Just want the wife happy on those long trips. I understand that I may only be able to get 119 and 110 once out of my spotbeam location (Western Colorado), but that is ok with me.
 
Easy answer is no. You have to have a direct feed from the dish to the box. Maybe a switch of somesort would help but would need more details. NO SPLITTER
 
No splitters, that is true. But the 1000.4 has 3 outputs. You could in principle hook up 3 dual tuner receivers if each has a separate feed back to the dish.
 
I'm confused by this. My receiver has one cable from the dish split for the SAT1 and SAT2 connections. Wouldn't connecting 2 separate receivers fall under the same principle?
 
I'm confused by this. My receiver has one cable from the dish split for the SAT1 and SAT2 connections. Wouldn't connecting 2 separate receivers fall under the same principle?

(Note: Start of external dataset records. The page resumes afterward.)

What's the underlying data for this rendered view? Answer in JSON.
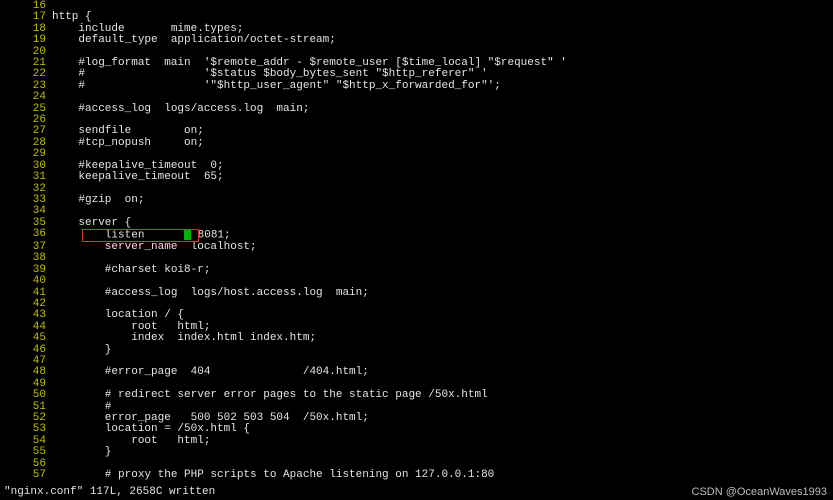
{
  "editor": {
    "filename": "nginx.conf",
    "status_line": "\"nginx.conf\" 117L, 2658C written",
    "watermark": "CSDN @OceanWaves1993",
    "highlight": {
      "line": 36,
      "text": "listen       8081;"
    },
    "lines": [
      {
        "n": 16,
        "t": ""
      },
      {
        "n": 17,
        "t": "http {"
      },
      {
        "n": 18,
        "t": "    include       mime.types;"
      },
      {
        "n": 19,
        "t": "    default_type  application/octet-stream;"
      },
      {
        "n": 20,
        "t": ""
      },
      {
        "n": 21,
        "t": "    #log_format  main  '$remote_addr - $remote_user [$time_local] \"$request\" '"
      },
      {
        "n": 22,
        "t": "    #                  '$status $body_bytes_sent \"$http_referer\" '"
      },
      {
        "n": 23,
        "t": "    #                  '\"$http_user_agent\" \"$http_x_forwarded_for\"';"
      },
      {
        "n": 24,
        "t": ""
      },
      {
        "n": 25,
        "t": "    #access_log  logs/access.log  main;"
      },
      {
        "n": 26,
        "t": ""
      },
      {
        "n": 27,
        "t": "    sendfile        on;"
      },
      {
        "n": 28,
        "t": "    #tcp_nopush     on;"
      },
      {
        "n": 29,
        "t": ""
      },
      {
        "n": 30,
        "t": "    #keepalive_timeout  0;"
      },
      {
        "n": 31,
        "t": "    keepalive_timeout  65;"
      },
      {
        "n": 32,
        "t": ""
      },
      {
        "n": 33,
        "t": "    #gzip  on;"
      },
      {
        "n": 34,
        "t": ""
      },
      {
        "n": 35,
        "t": "    server {"
      },
      {
        "n": 36,
        "t": "        listen       8081;",
        "cursor_before": " 8081;"
      },
      {
        "n": 37,
        "t": "        server_name  localhost;"
      },
      {
        "n": 38,
        "t": ""
      },
      {
        "n": 39,
        "t": "        #charset koi8-r;"
      },
      {
        "n": 40,
        "t": ""
      },
      {
        "n": 41,
        "t": "        #access_log  logs/host.access.log  main;"
      },
      {
        "n": 42,
        "t": ""
      },
      {
        "n": 43,
        "t": "        location / {"
      },
      {
        "n": 44,
        "t": "            root   html;"
      },
      {
        "n": 45,
        "t": "            index  index.html index.htm;"
      },
      {
        "n": 46,
        "t": "        }"
      },
      {
        "n": 47,
        "t": ""
      },
      {
        "n": 48,
        "t": "        #error_page  404              /404.html;"
      },
      {
        "n": 49,
        "t": ""
      },
      {
        "n": 50,
        "t": "        # redirect server error pages to the static page /50x.html"
      },
      {
        "n": 51,
        "t": "        #"
      },
      {
        "n": 52,
        "t": "        error_page   500 502 503 504  /50x.html;"
      },
      {
        "n": 53,
        "t": "        location = /50x.html {"
      },
      {
        "n": 54,
        "t": "            root   html;"
      },
      {
        "n": 55,
        "t": "        }"
      },
      {
        "n": 56,
        "t": ""
      },
      {
        "n": 57,
        "t": "        # proxy the PHP scripts to Apache listening on 127.0.0.1:80"
      }
    ]
  }
}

You're using a DPP Separator, which is not the same as a splitter. The OP would need a separate line run for the other receiver, a splitter will not work
 
Ok, then, would a DPP separator work with multiple receivers then? Just trying to understand.
 
I'm confused by this. My receiver has one cable from the dish split for the SAT1 and SAT2 connections. Wouldn't connecting 2 separate receivers fall under the same principle?
Could it work with some simple changes to how DPP, separators and receivers are set up? Maybe.

Does it? ABSOLUTELY NOT!

Will losing sleep developing personal theories change this? No.

I suspect that the DPP separator, like conventional switchgear, can't deal with requests from two masters.
 
Unless I'm completely out to lunch, the separator is nothing but a diplexer with the crossover frequency between bandstacked bands, rather than between OTA and sat signals. This means it doesn't deal with requests at all; it's passive.

But I agree; there's probably something that could be done to single tuner DP receivers that could handle the DPP signalling on the sat2 output of a separator. They reportedly work already on the sat1 output.
 
Inquiring minds will ask how to accomplish something.

Insane minds will present the same stimulus repeatedly and each time hope for a different response.
Not what I was doing at all. The only reason I responded the 2nd time was I used the wrong terminology (splitter vs. DPP Separator) and was just getting clarification.